Part of it was built to avoid switching costs (having analytics, SEO, and ads data all in one centralized place), but as I continued to build, I realized just how much the way I've been working for the past 15 years will be changing.
The concept of "building a report" or "refreshing a dashboard" is not going to exist in 5 years. Going out and trying to seek data to understand why something is (or isn't) working in the marketing funnel will no longer be a challenge. All of the data is there, but stitching it together and drawing meaningful insights from it has always been the challenge, but that's exactly the type of challenge that AI is built for.
The real challenge has never been access to data. It’s been stitching that data together and understanding why something is happening—and what to do next.
Lytical is designed to provide AI models with the full context of your marketing ecosystem, including:
When that context is available, AI can do more than explain what is happening. It can explain why—and surface opportunities and risks you didn’t even think to ask about.
As I’ve tested Lytical on my own site, I’ve uncovered issues I missed despite 15 years of experience and a full manual audit. With complete context, the AI can monitor and analyze continuously. Even the best, most caffeine addicted growth-marketers I know need at least 4-5 hours of sleep per night.
Like Claude Code, Lytical is built to fit into existing workflows.
We use MCP to let users ask Claude and ChatGPT questions about their sites with full context from Lytical’s tracking and site scans. We built a Slack integration so teams can interact with Quincy directly—1:1 or in channels—receive automated alerts, and get scheduled updates.
Marketing is a team sport. Data and insights shouldn’t live in silos.
That’s why Lytical is organized around channels. Each channel becomes a living, shared context around a specific topic—effectively a dynamic dashboard that updates automatically and invites collaboration.
The most helpful AI systems are powerful not because of what you type into the prompt, but because of what you don’t have to include.
Conversation history. Stored knowledge. Live data from external systems. Ongoing monitoring as new information becomes available.
When AI has context, it doesn’t just answer questions—it surfaces insights, alerts, and opportunities you never asked for.
Five years from now, I expect every company to have a content strategy. I also expect the best companies to have a context strategy.
What context are we providing to our AI systems?

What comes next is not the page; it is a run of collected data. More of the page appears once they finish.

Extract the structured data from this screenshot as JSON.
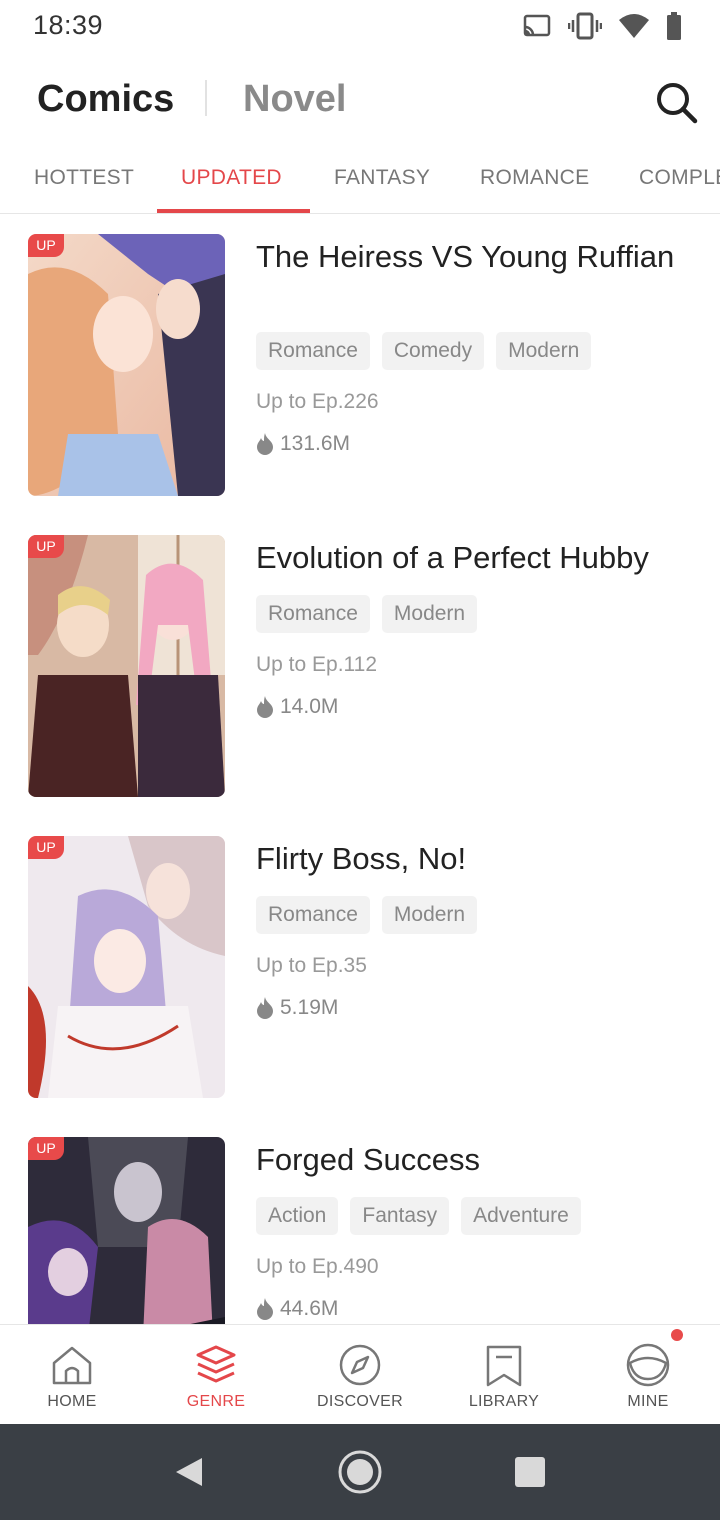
{
  "status_bar": {
    "time": "18:39"
  },
  "header": {
    "tab_comics": "Comics",
    "tab_novel": "Novel"
  },
  "tabs": [
    {
      "label": "HOTTEST",
      "active": false
    },
    {
      "label": "UPDATED",
      "active": true
    },
    {
      "label": "FANTASY",
      "active": false
    },
    {
      "label": "ROMANCE",
      "active": false
    },
    {
      "label": "COMPLE",
      "active": false
    }
  ],
  "items": [
    {
      "badge": "UP",
      "title": "The Heiress VS Young Ruffian",
      "tags": [
        "Romance",
        "Comedy",
        "Modern"
      ],
      "episode": "Up to Ep.226",
      "views": "131.6M"
    },
    {
      "badge": "UP",
      "title": "Evolution of a Perfect Hubby",
      "tags": [
        "Romance",
        "Modern"
      ],
      "episode": "Up to Ep.112",
      "views": "14.0M"
    },
    {
      "badge": "UP",
      "title": "Flirty Boss, No!",
      "tags": [
        "Romance",
        "Modern"
      ],
      "episode": "Up to Ep.35",
      "views": "5.19M"
    },
    {
      "badge": "UP",
      "title": "Forged Success",
      "tags": [
        "Action",
        "Fantasy",
        "Adventure"
      ],
      "episode": "Up to Ep.490",
      "views": "44.6M"
    }
  ],
  "bottom_nav": [
    {
      "label": "HOME",
      "icon": "home-icon",
      "active": false
    },
    {
      "label": "GENRE",
      "icon": "layers-icon",
      "active": true
    },
    {
      "label": "DISCOVER",
      "icon": "compass-icon",
      "active": false
    },
    {
      "label": "LIBRARY",
      "icon": "bookmark-icon",
      "active": false
    },
    {
      "label": "MINE",
      "icon": "profile-icon",
      "active": false
    }
  ],
  "colors": {
    "accent": "#e4474a",
    "tag_bg": "#f2f2f2",
    "system_nav_bg": "#3a3f45"
  }
}
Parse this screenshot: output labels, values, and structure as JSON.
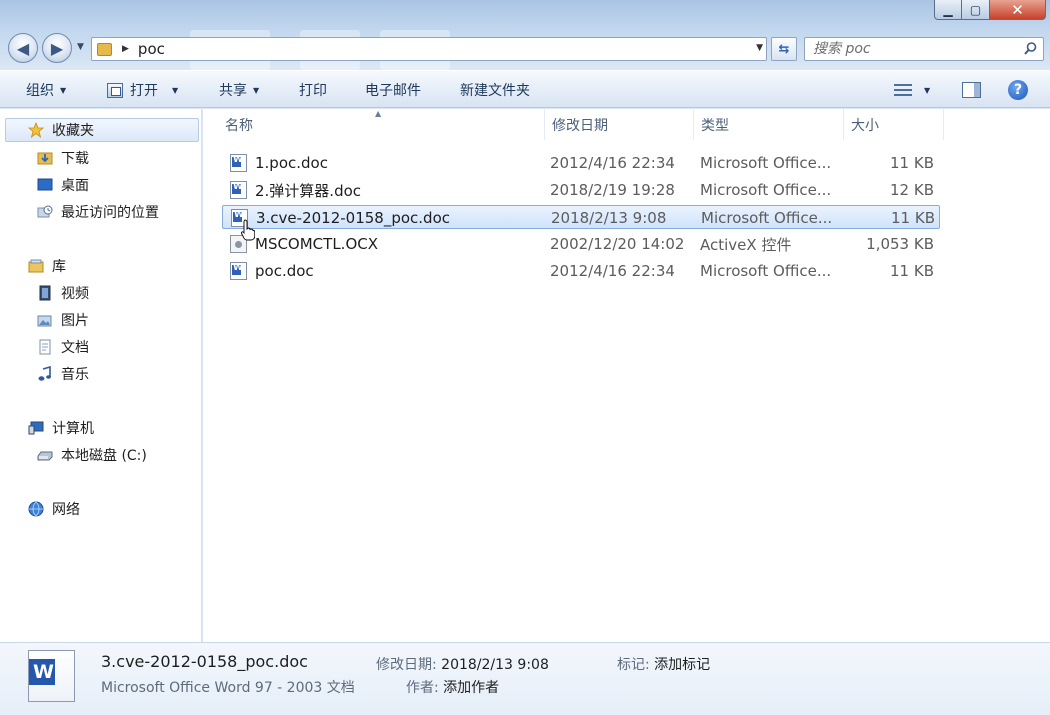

What context do we need from our own tools to do our best work?
How do we ensure the right content reaches customers in the right context?
Content is the message. Context is the meaning.
Without context, content is just noise.
To paraphrase Bill Gates’ conclusion from nearly 30 years ago: those who succeed will propel the internet forward as a marketplace—not just of content, ideas and products, but of context.
“The companies that win won’t create more content—they’ll ensure the right context is always present when decisions are made.”